Cook’s decision to give away 23,700 shares of AAPL stock comes one year after he made a similarly sized donation to charity. Apple’s CEO has said that he plans to give away his entire fortune, currently valued at around $625 million.

It is not clear which charity Cook donated the money to. In the past, Cook’s charitable donations have included giving funds to the Robert F. Kennedy Center for Justice & Human Rights and the Human Rights Campaign. That’s alongside multimillion donations he’s made to other unspecified charities.

Cook shared his plans to donate his personal cash pile to charity in a 2015 interview with Fortune. During the interview, he said that he will pay for his nephew’s college fund before donating the remainder to charity. Cook’s personal life isn’t widely known about. However, he has long had a reputation for living a fairly frugal lifestyle for a person in his position.

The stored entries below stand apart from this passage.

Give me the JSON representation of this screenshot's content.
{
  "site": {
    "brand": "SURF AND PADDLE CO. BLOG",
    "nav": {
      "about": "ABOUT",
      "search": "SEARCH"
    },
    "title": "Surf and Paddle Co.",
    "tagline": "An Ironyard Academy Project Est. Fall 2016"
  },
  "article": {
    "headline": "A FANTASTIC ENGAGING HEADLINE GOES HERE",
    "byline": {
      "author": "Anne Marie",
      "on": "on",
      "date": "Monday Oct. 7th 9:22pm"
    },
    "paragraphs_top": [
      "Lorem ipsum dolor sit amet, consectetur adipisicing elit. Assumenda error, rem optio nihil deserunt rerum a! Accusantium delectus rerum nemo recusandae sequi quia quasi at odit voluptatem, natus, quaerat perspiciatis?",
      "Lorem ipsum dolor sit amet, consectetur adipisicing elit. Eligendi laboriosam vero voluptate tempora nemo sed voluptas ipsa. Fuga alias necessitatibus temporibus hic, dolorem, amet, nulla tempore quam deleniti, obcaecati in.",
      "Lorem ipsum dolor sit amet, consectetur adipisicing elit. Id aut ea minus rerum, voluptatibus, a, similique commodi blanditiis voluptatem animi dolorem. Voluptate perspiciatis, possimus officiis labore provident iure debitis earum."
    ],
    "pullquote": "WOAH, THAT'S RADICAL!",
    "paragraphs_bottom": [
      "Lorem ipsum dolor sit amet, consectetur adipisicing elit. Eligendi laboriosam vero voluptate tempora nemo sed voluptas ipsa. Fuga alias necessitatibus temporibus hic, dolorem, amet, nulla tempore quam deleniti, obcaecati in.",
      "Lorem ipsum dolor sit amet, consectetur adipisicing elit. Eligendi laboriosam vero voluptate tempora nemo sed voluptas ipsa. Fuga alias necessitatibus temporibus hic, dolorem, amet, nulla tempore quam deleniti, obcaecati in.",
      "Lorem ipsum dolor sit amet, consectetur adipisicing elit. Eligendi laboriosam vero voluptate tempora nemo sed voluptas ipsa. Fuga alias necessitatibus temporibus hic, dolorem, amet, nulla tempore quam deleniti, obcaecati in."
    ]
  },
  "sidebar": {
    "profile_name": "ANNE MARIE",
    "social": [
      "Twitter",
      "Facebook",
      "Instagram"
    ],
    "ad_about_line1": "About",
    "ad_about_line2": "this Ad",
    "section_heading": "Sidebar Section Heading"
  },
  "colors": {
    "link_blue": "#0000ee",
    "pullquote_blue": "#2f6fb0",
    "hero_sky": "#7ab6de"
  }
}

Apple’s approach to charity

Apple sometimes make donations for things like disaster relief. This week, Cook said that Apple will donate money to help recovery efforts after fires in the Amazon rainforest. Despite this, Cook has avoided setting up an official charitable foundation within Apple. In a 2017 interview, Cook said that:

“I looked at it in early 2012. And I decided not to do it. And here’s why. When a company sets up a foundation, there is a risk, in my judgment, of the foundation becoming this other thing that is not connected to the company. It has a separate board of directors. They make reasonably independent decisions sometimes. It becomes a separate thing. I don’t want that for Apple. I want everybody involved.

If we had a foundation, my fear was it becomes something that 10 or 12 or 20 or 50 people do. And all of a sudden for the 120,000, it’s just this separate thing out there. People work here to change the world. So I think that should be integral to what the company does. Not peripheral in a foundation.”